CI vs Dev Mode¶
FixtureForge has two modes of operation designed for different stages of the development lifecycle.
Dev Mode (default)¶
- Uses AI for semantic fields
- Realistic, context-aware output
- Slightly slower (AI latency ~1-2s per batch)
- Ideal for: writing new tests, exploring edge cases, seeding dev databases
CI Mode¶
- Zero network calls
- Faker + structural generators only
- Same seed = identical output on every machine, every run
- Ideal for: test pipelines, snapshot tests, reproducible bugs
Use seed= in CI
Set seed= from an environment variable so you can override it locally
without changing code:
Seed Determinism¶
The seed= parameter controls:
- Faker —
faker.seed_instance(seed)(instance-level, no global state pollution) - Random —
random.Random(seed)per Forge instance (fully isolated)
Two Forge(seed=42) instances produce identical data without interfering with each other.
forge_a = Forge(use_ai=False, seed=42)
forge_b = Forge(use_ai=False, seed=42)
users_a = forge_a.create_batch(User, count=5)

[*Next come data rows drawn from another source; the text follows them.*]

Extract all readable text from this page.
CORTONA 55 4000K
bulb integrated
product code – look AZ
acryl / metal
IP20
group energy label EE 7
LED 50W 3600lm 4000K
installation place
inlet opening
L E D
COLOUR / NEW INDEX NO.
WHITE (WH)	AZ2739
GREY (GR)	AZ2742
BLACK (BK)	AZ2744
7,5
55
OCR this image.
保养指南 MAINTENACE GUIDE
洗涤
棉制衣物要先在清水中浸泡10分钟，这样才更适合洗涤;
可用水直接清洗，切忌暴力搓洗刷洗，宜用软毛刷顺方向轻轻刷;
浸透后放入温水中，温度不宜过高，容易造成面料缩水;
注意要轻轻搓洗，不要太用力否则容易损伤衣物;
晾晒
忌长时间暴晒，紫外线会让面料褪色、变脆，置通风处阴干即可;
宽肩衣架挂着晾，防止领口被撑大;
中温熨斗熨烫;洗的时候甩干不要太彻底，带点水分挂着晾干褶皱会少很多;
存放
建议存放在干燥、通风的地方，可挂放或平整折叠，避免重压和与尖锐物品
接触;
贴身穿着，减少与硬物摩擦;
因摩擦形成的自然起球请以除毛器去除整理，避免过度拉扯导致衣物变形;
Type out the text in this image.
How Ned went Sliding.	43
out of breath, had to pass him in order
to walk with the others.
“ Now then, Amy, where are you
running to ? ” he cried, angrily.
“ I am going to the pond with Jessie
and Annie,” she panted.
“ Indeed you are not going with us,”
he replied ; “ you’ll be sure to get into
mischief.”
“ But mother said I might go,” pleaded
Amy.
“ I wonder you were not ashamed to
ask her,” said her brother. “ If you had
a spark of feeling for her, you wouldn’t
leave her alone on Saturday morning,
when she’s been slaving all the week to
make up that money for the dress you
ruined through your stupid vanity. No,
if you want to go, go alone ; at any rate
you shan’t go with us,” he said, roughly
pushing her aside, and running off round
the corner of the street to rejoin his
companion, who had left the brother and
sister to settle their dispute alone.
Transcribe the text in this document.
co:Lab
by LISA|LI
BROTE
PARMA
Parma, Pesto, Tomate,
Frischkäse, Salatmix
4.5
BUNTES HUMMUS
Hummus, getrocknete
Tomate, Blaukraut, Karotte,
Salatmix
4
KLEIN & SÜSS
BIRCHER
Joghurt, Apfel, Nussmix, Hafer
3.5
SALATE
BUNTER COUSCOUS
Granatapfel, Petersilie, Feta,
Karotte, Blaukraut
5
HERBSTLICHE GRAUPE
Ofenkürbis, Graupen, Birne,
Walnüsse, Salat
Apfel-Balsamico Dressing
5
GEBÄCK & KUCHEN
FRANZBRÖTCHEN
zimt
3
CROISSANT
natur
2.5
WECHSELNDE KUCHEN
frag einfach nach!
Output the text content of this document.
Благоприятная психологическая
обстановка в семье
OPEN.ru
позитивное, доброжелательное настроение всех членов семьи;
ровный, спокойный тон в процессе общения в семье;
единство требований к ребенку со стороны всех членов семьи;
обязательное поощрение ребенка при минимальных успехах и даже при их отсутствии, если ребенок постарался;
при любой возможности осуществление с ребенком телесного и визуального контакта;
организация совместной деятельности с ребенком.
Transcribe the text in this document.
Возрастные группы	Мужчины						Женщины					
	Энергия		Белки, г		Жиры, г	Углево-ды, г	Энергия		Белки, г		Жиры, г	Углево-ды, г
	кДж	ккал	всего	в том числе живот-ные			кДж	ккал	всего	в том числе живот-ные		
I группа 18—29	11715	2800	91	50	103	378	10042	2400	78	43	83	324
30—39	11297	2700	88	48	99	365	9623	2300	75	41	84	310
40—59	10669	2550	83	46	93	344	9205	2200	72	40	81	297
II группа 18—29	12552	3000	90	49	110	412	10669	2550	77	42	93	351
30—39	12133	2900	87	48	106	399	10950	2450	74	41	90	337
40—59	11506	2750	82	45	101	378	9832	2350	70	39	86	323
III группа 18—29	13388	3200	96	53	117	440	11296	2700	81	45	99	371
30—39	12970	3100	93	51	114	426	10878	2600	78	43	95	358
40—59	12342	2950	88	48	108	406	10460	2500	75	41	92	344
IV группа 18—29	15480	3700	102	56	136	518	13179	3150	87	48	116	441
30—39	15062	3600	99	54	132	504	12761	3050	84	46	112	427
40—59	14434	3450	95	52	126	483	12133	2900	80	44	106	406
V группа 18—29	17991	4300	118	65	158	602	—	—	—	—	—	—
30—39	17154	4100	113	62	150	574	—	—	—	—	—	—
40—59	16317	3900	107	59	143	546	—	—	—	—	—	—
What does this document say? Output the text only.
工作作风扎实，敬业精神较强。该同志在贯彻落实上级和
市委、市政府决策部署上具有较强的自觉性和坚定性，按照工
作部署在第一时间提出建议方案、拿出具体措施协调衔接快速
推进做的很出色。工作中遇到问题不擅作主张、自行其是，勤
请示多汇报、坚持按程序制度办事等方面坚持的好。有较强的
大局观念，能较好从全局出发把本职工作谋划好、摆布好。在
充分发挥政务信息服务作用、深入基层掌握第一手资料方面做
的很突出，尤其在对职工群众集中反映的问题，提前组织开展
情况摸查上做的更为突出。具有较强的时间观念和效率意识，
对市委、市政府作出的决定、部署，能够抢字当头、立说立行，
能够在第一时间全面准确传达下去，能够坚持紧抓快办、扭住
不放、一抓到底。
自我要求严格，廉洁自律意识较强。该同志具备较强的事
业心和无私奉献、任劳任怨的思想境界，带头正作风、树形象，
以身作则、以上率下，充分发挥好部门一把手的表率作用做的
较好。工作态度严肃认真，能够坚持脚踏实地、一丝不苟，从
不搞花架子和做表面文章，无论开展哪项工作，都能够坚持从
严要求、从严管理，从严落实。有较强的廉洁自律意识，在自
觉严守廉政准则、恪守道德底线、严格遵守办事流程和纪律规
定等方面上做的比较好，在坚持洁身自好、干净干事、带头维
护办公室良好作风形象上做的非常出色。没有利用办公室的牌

users_b = forge_b.create_batch(User, count=5)
assert users_a == users_b # always True
Large Datasets¶
For very large datasets where AI cost would be prohibitive:
# seed_ratio=0.01 means AI generates 1% of records,
# the rest are interpolated deterministically
forge.create_large(Order, count=100_000, seed_ratio=0.01)
# Cost: ~1,000 AI records. Delivered: 100,000 records.
Streaming Mode¶
For datasets too large to hold in memory:
for record in forge.create_stream(User, count=1_000_000, filename="users.json"):
pass # process one record at a time — never loads all into RAM
Supports .json, .csv, .sql output formats.